Die Frauenempore zog sich oberhalb des historischen Eingangs zur Synagoge gegenüber dem Toraschrein im hinteren Bereich über die gesamte Breite des Raumes. Ein hohes Holzgitter über der Brüstung diente als Sichtschutz. Schlichte Tragsäulen stützten die Empore, in einer der Säulen war ein Almosenschaft eingelassen.
Der erhöht stehende hölzerne Toraschrein wurde vermutlich 1766 angefertigt. Auffällig sind die reichen Barockschnitzereien. Das mittlere Feld mit den Türen ist von zwei Säulen begrenzt. Sie erinnern an die bronzenen salomonischen Tempelsäulen, Jachin und Boas, und sind üppig mit floraler Dekoration, mit Frucht- und Blumenarabesken, geschmückt. Der obere Teil der heiligen Lade trägt die Gesetzestafeln. Darauf steht eine Krone und unter den Tafeln zeigen sich vier umschnitzte Felder mit hebräischen Namen. Links und rechts der zum Toraschrein hinaufführenden Stufen befinden sich beidseitig Gestelle mit Dornen. Auf diese Dornen steckten die Gläubigen ihre Jahreszeitlichter, sie wurden angezündet, um an die Verstorbenen zu erinnern. Ein rechtsseitig montiertes Pult für den Vorbeter ergänzt dieses Ensemble.
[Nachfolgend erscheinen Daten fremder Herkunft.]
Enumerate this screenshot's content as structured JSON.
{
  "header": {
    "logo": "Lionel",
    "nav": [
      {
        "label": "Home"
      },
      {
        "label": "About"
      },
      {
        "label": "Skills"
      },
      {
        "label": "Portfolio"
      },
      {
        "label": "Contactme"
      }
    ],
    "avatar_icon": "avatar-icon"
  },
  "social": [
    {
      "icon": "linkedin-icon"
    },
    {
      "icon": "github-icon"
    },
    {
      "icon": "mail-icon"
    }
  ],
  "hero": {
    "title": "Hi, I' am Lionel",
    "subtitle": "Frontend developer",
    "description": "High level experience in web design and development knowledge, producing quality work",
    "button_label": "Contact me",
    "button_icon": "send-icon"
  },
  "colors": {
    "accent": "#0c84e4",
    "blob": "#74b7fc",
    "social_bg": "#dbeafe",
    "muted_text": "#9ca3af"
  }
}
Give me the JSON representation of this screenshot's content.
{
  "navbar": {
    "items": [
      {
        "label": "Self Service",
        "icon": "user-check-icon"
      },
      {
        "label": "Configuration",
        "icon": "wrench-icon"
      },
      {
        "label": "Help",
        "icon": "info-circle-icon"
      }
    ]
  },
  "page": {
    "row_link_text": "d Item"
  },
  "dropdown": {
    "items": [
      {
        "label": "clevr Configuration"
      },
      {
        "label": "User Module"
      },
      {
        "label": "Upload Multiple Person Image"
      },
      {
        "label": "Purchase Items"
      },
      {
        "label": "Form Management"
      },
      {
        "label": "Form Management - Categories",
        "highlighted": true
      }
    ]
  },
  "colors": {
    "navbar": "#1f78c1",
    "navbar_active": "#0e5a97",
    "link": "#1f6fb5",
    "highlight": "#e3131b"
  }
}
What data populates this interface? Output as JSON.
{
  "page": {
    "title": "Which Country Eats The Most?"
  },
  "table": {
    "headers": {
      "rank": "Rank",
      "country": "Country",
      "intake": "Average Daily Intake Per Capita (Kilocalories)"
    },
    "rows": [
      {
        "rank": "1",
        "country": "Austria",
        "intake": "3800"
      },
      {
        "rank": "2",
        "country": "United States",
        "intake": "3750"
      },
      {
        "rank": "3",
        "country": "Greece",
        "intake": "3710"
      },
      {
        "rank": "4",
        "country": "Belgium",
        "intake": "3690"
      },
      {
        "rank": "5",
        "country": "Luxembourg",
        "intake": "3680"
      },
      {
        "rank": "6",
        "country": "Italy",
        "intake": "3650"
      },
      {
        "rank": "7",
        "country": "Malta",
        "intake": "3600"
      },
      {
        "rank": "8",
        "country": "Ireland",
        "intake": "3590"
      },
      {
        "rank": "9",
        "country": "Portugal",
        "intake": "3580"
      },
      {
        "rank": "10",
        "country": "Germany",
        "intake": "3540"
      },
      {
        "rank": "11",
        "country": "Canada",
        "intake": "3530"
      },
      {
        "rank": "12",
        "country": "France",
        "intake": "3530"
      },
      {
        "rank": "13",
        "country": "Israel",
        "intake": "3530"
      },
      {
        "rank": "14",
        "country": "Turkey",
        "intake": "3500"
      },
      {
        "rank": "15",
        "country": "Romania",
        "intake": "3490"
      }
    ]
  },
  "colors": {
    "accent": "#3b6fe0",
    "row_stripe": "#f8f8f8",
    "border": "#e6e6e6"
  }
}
Im Zentrum des Gebetsraumes steht die achtseitige, um wenige Stufen erhöhte Kanzel, die Bima. Darüber schwebt ein von der Decke abgehängter Kronenleuchter. Die Bima für die Toralesung wird zudem von einer heute freihängenden Kuppel überwölbt, die einst im Hornburger Synagogengebäude in die Decke eingelassen war. Indes ist die Synagogendecke seit dem Ende des Zweiten Weltkrieges nicht mehr erhalten. Sie bestand aus einem hölzernen Spiegelgewölbe, war in der Farbe des Himmels bemalt und mit goldenen Sternen belegt. Gottes Bundesversprechen, inmitten seines auserwählten Volkes zu wohnen, wurde mit den an den Seiten aufgemalten Symbolen Stiftszelt, Bundeslade als Zentrum für die Gegenwart Gottes, Schaubrote, und Tempelleuchter gemäß der Überlieferung in Exodus 25 dargestellt und metaphorisch auf die Synagoge bezogen.
Auf halber Raumhöhe befinden sich rechts und links vom Toraschrein Gebetstafeln. Eine Tafel trägt ein Gebet in hebräischer Sprache, die andere Tafel ist teils in hebräischer, teils in deutscher Sprache beschrieben und enthält die Bitte, den preußischen König Friedrich II., sein Haus, und seine Regierung zu segnen. Umlaufende Bänke mit abgeteilten Sitzen fassen den Gebetsraum ein, davor stehen einzelne Gebetspulte mit verschließbaren Fächern für das Gebetbuch und für Gegenstände des Gebetsrituals.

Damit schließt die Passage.